The word vulnerability is ultimately derived from the Latin noun vulnus, “wound”. Hearing that description, I immediately thought of how a wound is something to be concealed, tended, taken care of.
But the other day I heard a bloke explain it differently: vulnerable, or its Latin root “wound”, means “open to the world” – a positive, not a negative. So “robust vulnerability” means actively staying open to the world and facing it with strength.
Following that theory, the armadillo must go. What? I’ve spent a lifetime trundling along with armoured plates, keeping those tender places well covered. Hearing that take on vulnerability challenges all that.
I have to think about it for a while. Life is, after all, a work in progress.
Down at the beach when we reunite, as the dog at our feet tries to grind as much sand into his coat as possible to take home, my girl says, your eyes are glassy, have you been crying?
I go to say, nah, it’s just the wind, but catch the words in my throat. “Yeah, saw you and felt happy.” Maybe you can teach an old armadillo new tricks.
AND ANOTHER THING …
We’ve had a couple of self-serving political memoirs landing with a heavy thump recently.
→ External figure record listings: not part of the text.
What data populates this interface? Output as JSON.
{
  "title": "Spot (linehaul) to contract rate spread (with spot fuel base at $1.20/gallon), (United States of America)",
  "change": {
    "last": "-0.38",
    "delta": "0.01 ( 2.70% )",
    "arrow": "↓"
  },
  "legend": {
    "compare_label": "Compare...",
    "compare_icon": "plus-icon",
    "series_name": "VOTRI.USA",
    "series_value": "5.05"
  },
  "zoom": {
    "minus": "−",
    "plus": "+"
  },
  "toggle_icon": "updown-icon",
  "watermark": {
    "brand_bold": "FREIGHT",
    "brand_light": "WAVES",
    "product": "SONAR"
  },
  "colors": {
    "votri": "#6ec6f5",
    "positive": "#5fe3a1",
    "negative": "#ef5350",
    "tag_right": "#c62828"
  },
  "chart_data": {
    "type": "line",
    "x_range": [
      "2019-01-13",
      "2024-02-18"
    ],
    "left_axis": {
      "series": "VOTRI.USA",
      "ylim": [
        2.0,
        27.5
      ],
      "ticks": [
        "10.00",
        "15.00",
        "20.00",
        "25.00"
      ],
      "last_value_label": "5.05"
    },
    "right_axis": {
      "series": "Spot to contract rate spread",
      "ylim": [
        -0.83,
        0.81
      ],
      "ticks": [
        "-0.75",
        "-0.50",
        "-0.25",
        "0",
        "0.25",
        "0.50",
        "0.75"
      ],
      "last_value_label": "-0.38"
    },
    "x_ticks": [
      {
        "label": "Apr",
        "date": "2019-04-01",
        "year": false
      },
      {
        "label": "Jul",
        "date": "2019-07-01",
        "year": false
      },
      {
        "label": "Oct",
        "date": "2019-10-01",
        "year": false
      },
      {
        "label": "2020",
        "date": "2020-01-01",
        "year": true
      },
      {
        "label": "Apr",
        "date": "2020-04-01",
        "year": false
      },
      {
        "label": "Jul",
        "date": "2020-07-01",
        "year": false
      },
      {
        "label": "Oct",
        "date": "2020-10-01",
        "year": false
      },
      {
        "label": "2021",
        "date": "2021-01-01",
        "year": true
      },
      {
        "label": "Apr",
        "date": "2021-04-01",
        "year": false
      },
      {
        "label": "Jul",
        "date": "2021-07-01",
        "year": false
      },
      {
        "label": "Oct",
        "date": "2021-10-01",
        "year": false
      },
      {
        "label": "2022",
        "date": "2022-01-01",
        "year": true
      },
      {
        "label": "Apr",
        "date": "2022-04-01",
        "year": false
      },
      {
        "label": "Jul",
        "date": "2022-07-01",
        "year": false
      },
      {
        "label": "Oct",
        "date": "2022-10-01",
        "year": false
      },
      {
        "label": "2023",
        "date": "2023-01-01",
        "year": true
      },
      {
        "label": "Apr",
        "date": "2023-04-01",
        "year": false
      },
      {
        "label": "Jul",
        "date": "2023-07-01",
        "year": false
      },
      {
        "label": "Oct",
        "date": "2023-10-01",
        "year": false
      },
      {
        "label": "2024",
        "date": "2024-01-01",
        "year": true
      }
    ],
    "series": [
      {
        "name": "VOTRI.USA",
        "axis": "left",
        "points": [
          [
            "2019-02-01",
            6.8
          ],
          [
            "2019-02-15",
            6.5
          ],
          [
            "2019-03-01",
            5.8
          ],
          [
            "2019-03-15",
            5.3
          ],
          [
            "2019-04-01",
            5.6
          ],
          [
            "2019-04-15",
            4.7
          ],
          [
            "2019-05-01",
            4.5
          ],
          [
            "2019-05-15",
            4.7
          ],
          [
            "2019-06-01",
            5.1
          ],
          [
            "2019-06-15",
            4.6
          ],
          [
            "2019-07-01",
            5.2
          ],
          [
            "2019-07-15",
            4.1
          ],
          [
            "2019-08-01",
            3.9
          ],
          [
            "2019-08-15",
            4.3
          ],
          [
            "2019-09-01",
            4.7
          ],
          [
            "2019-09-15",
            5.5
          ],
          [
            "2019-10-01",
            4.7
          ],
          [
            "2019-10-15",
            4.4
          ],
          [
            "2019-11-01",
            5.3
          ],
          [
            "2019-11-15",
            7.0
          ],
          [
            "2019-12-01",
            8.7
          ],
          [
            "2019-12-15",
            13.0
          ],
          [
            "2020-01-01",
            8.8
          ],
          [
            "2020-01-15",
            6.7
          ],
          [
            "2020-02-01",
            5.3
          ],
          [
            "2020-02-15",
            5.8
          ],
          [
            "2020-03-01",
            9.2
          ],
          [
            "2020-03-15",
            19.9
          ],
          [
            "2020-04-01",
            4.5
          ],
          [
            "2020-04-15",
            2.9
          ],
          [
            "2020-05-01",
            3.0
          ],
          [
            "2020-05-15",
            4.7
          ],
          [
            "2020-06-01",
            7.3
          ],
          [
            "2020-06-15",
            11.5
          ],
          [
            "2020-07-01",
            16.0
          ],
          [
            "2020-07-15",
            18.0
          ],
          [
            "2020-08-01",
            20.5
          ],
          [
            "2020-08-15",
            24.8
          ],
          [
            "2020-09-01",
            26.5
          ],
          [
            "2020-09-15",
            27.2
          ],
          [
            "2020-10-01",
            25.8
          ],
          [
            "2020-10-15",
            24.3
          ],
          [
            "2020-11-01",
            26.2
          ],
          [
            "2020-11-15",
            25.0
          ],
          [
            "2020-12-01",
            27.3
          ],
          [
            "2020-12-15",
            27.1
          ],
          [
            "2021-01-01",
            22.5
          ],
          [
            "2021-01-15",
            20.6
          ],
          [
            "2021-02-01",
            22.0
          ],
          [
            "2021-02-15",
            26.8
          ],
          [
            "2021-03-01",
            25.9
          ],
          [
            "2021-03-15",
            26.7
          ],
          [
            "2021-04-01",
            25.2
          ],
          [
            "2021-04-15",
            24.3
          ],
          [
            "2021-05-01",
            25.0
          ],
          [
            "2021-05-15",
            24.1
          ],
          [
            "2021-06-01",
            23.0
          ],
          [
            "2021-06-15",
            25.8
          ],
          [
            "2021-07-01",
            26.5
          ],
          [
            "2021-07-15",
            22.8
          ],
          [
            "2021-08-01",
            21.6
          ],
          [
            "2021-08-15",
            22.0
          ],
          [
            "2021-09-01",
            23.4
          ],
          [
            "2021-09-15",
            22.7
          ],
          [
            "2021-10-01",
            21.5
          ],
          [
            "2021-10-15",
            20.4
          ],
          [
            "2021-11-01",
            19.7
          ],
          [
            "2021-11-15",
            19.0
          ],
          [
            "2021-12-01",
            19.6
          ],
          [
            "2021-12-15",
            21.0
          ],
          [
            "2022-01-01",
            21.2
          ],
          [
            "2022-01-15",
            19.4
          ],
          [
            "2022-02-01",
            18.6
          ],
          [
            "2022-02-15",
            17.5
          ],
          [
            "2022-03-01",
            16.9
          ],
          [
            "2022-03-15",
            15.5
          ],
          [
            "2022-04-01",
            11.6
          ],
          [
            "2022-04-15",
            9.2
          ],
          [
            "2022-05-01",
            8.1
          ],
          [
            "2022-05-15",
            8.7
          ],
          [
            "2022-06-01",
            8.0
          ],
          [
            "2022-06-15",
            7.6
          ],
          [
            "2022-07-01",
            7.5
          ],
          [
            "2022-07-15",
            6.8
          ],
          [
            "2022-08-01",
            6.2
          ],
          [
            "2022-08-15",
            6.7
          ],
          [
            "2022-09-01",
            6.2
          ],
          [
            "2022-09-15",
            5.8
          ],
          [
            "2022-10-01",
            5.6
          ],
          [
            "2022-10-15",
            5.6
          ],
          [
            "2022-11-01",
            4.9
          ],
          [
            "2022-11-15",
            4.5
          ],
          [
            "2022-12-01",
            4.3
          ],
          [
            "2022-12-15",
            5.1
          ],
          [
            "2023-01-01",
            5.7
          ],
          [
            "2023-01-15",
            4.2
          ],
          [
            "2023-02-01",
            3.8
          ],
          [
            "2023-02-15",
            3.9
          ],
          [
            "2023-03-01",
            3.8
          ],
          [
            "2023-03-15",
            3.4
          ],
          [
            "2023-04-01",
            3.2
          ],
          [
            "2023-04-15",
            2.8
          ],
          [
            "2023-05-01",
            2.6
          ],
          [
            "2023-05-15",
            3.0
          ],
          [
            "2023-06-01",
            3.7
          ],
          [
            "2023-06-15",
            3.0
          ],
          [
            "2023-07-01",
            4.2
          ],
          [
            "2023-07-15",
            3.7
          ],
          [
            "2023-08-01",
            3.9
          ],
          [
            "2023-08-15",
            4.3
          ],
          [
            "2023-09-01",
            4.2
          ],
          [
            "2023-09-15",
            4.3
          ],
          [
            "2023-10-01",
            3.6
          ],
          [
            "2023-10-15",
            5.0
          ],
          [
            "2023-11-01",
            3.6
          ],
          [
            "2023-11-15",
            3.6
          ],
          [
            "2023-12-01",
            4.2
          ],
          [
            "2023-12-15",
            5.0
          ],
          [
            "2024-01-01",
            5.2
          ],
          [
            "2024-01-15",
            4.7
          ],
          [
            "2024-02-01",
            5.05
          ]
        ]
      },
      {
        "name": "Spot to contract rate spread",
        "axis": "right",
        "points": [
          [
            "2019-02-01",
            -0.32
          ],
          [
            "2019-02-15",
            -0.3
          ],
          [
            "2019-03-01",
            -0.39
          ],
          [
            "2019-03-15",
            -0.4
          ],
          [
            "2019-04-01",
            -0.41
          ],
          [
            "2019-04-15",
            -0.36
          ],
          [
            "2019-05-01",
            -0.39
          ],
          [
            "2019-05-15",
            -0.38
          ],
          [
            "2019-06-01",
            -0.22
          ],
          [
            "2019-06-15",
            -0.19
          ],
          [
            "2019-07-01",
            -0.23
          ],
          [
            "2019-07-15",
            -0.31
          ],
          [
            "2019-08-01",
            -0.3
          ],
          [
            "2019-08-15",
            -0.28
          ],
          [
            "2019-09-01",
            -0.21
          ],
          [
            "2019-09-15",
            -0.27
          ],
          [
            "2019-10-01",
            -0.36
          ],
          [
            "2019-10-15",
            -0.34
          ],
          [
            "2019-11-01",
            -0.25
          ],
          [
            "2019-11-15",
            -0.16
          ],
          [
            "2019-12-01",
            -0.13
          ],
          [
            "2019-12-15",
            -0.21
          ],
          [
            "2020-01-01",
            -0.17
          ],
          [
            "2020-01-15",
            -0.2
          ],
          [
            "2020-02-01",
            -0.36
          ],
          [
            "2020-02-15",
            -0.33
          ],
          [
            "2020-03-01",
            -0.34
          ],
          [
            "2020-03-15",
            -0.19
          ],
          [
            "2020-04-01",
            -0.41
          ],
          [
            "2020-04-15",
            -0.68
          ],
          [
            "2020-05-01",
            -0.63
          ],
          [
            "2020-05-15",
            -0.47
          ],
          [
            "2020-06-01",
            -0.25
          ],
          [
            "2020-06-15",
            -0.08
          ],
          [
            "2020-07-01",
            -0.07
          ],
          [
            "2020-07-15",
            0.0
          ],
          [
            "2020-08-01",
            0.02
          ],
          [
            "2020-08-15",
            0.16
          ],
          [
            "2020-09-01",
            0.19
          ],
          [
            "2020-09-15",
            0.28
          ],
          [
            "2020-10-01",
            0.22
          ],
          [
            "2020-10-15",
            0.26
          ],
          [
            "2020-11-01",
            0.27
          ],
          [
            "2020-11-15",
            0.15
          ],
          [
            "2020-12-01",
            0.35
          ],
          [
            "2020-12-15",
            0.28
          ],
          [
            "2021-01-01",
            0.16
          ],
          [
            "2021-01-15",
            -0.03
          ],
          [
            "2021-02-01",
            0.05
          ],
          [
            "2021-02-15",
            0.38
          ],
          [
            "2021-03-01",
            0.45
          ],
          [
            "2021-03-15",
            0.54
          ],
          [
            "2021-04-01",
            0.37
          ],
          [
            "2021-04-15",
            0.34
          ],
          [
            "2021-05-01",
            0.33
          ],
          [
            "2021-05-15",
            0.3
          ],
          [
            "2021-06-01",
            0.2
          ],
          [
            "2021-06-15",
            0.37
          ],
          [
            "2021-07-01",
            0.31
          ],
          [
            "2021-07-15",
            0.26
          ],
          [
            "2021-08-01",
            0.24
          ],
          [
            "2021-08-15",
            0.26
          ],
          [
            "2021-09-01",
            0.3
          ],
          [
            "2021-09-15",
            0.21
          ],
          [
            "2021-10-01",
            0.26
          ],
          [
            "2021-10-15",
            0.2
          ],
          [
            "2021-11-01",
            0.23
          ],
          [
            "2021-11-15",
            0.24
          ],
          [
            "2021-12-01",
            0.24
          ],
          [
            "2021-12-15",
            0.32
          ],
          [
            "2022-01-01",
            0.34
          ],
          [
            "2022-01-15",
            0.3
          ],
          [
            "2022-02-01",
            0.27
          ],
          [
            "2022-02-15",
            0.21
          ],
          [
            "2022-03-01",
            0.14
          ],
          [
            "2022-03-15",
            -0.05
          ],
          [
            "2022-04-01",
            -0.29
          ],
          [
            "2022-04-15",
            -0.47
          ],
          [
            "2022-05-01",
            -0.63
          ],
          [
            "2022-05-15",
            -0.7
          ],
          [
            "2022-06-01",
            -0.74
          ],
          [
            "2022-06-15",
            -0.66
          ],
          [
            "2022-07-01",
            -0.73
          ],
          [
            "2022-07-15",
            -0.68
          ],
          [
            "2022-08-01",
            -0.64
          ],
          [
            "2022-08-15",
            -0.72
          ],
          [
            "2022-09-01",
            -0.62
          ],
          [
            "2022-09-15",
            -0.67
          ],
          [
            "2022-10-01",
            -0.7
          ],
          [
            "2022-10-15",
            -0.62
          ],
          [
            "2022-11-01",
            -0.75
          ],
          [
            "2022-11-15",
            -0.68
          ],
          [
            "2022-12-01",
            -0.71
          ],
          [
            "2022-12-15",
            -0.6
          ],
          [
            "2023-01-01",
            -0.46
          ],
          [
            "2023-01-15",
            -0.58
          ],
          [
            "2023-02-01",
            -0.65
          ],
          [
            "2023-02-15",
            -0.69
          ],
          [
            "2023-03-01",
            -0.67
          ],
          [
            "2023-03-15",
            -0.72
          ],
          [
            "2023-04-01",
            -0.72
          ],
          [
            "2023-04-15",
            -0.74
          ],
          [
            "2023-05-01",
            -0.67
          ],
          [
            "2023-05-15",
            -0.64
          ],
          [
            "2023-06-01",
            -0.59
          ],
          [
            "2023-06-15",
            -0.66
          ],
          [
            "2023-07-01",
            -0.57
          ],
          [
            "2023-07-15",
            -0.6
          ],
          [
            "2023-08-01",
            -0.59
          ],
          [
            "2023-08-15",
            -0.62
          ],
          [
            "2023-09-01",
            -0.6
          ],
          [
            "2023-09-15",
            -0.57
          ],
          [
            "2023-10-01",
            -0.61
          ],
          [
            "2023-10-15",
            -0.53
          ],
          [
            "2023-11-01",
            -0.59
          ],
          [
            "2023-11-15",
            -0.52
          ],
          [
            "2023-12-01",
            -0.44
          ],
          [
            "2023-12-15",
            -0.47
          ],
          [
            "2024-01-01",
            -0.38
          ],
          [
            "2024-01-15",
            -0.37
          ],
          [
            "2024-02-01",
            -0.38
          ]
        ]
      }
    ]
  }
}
Everyone likes to rewrite history, in which they are the hero.
So, for a more accurate account, let’s turn to someone whose job it was for decades to be wary and questioning of the powerful.
Kerry O’Brien, revered journalist, has had a front-row seat watching Australian prime ministers come and go.
With the release of his self-titled memoir, he is speaking in Brisbane as part of Griffith University, Integrity 20, Monday at the Queensland Conservatorium, South Bank.
He’s also at Toowoomba Wednesday, Maleny Thursday and Noosa on Friday.